The New York Times had a great piece yesterday by Louise Story, titled To Aim Ads, Web is Keeping a Closer Eye on You. The piece enumerates data collection points: opportunities for internet companies to collect data on users -- data that might enable better ad targeting. The piece comes out with some eye-popping numbers, such as: Yahoo collects data on each user 2520 times a month, on average!
Now, that's a very interesting statistic, and this piece makes a great contribution by putting for the first time a tangible measure on data collection. Let's take a closer look at the methodology, outlined in a post by Story on the NYTimes blog Bits. The methodology was jointly developed with ComScore. At the highest level, many web companies operate their own web properties in addition to an ad network that serves ads on third-party sites, so let's first look at just the owned-and-operated properties. Here's the salient bit:
The comScore study tallied five types of “data collection events” on the Internet for 15 large media companies. Four of these events are actions that occur on the sites the media companies run: Pages displayed, search queries entered, videos played, and advertising displayed. Each time one of those four things occurs, there is a conversation between the user’s computer and the server of the company that owns the site or serves the ad. The fifth area that comScore looked at was ads served on pages anywhere on the Web by advertising networks owned by the media companies.

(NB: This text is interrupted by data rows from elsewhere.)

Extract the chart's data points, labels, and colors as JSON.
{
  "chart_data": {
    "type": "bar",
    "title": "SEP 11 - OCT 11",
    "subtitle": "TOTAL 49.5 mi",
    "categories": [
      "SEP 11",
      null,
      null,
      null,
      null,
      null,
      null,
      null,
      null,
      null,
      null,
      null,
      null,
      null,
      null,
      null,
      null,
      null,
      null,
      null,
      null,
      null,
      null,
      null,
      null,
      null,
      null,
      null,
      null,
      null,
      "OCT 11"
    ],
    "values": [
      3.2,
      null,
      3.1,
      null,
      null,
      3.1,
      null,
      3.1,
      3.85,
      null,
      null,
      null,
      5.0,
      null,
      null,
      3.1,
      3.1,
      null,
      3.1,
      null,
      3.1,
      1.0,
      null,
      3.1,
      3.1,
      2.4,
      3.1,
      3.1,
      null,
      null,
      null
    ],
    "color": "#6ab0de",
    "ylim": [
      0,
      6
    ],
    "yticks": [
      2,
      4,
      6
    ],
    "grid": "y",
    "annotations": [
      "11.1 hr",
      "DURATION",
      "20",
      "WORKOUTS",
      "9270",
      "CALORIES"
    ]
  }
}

By this metric, the number of data collection points per person per month at Yahoo is 699 (the difference between this number and the previous 2520 number is to Yahoo's off-site ad serving on its ad network). There are a few problems with this analysis:
- It assigns the same value to every data collection event. Search events reveal way more intent than content page impressions, so that's certainly not accurate. However, let's leave this issue aside for the moment, and assume we are just enumerating data collection events, not actually measuring their value. More on that in a later post.
- There is some doublecounting going on here. Advertising is displayed on pages, so counting both the page view and the ad impressions on it as unique data collection events is not accurate. In fact, the data collected based on the page view is often used to target the ad impression. There is sometimes additional information from ads, but only when ads are actually clicked -- but since clickthroughs on display ads are very low (in the 0.1% range), we can safely ignore that additional information, given the gross approximations we are making in this analysis.
- Finally, the same problem as in (2) applies to ads served by the ad networks on third-party sites, except it's probably even worse. Each page on average has 2-3 ad units. So, the ads-served might be overcounting actual page view events by a factor of 2-3.
If we recalculate the numbers after making the adjustments required by (2) and (3), it appears we will end up with numbers that are a factor of 2 to 3 (or even more) smaller than the comScore/NYTimes estimates. Also, the reduction will be larger for Yahoo and AOL/Ad.com than for Google, because Google serevs many fewer display ads and is less affected by adjustment (2) -- although adjustment (3) is still applicable since content ages often have more than 1 adsense unit.
I would love to hear more from comScore and Louise Story about their methodology and whether I missed something in my analysis here.